Untuk meningkatkan efektivitas dalam melakukan edukasi teknik pengelolaan BPKC dan penggerek batang, Tim laboratorium klinik tanaman perkebunan BBPPTP Surabaya menggelar kegiatan bersama Gapoktan Murakapi, termasuk praktek pengelolaan OPT di lokasi. Dalam pertemuan ini tim BBPPTP Surabaya menyampaikan pengetahuan tentang OPT yang dihadapi oleh pekebun dan teknik pengelolaannya serta dilanjutkan dengan diskusi.

Tim menekankan, langkah pertama yang harus dilakukan pekebun dalam pengelolaan BPKC adalah pemenuhan nutrisi tanaman cengkeh dengan mengaplikasikan bahan organik secara rutin dan terus-menerus. “Tanaman cengkeh yang tercukupi nutrisinya akan lebih tahan terhadap serangan BPKC. Aplikasi bahan organik juga akan mengurangi resiko tanaman cengkeh mengalami kekeringan pada saat musim kemarau,” jelasnya.

Sedangkan untuk praktek pengelolaan OPT dilapang dilakukan dengan pemanfaatan bahan kimia sintetik.
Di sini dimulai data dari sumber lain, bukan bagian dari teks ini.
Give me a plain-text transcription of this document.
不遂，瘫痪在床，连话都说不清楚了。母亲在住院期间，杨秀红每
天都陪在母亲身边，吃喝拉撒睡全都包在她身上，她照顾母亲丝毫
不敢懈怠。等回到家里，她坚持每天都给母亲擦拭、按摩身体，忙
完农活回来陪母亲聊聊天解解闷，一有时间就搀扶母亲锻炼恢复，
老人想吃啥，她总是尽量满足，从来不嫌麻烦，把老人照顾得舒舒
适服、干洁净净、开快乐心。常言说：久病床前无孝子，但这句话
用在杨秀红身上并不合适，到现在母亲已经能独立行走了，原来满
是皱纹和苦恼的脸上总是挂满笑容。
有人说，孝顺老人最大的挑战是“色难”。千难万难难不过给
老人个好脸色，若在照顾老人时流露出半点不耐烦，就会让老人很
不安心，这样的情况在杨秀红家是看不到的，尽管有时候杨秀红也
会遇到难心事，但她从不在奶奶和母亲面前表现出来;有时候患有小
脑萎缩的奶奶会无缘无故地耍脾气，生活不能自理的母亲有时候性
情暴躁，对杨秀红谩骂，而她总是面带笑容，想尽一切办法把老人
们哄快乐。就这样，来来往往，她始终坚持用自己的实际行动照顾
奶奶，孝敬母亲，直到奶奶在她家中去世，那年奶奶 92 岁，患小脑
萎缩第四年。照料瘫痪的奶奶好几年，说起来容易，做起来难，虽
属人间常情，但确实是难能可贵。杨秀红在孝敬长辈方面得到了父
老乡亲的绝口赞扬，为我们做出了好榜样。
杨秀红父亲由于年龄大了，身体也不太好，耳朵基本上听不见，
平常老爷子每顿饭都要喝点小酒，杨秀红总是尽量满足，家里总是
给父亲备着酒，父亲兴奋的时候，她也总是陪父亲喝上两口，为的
Tindakan ini diambil berdasarkan dari hasil pengamatan dilapang, dimana intensitas serangan BPKC pada umumnya sudah pada kondisi intensitas serangan berat (intensitas serangan pada masing-masing pohon >50%).

Lebih lanjut tim mengatakan, adapun alat yang digunakan sebagai sarana pengelolaan OPT adalah injektor dan bahan yang digunakan adalah bakterisida berbahan aktif streptomisin sulfat. Setiap pohon tanaman cengkeh diinjeksi bakterisida sebanyak 30-50 mL tergantung umur dan kondisi tanaman. Selanjutnya dilakukan pengamatan, apabila intensitas serangan BPKC telah menurun signifikan maka aplikasi bakterisida sintetik dihentikan dan dua minggu kemudian dilakukan aplikasi Agens Pengendali Hayati (APH) yaitu Pseudomonas fluorescens sebagai upaya prefentif munculnya serangan BPKC yang baru.

BBPPTP Surabaya Ditjen Perkebunan Kementerian Pertanian, berharap dengan adanya kegiatan ini, dapat membantu para pekebun dalam pengelolaan OPT yang menyerang tanaman perkebunan, khususnya para pekebun cengkeh. Diharapkan dengan adanya edukasi yang tepat, dapat membantu para pekebun dalam membudidayakan tanaman cengkeh hingga panen.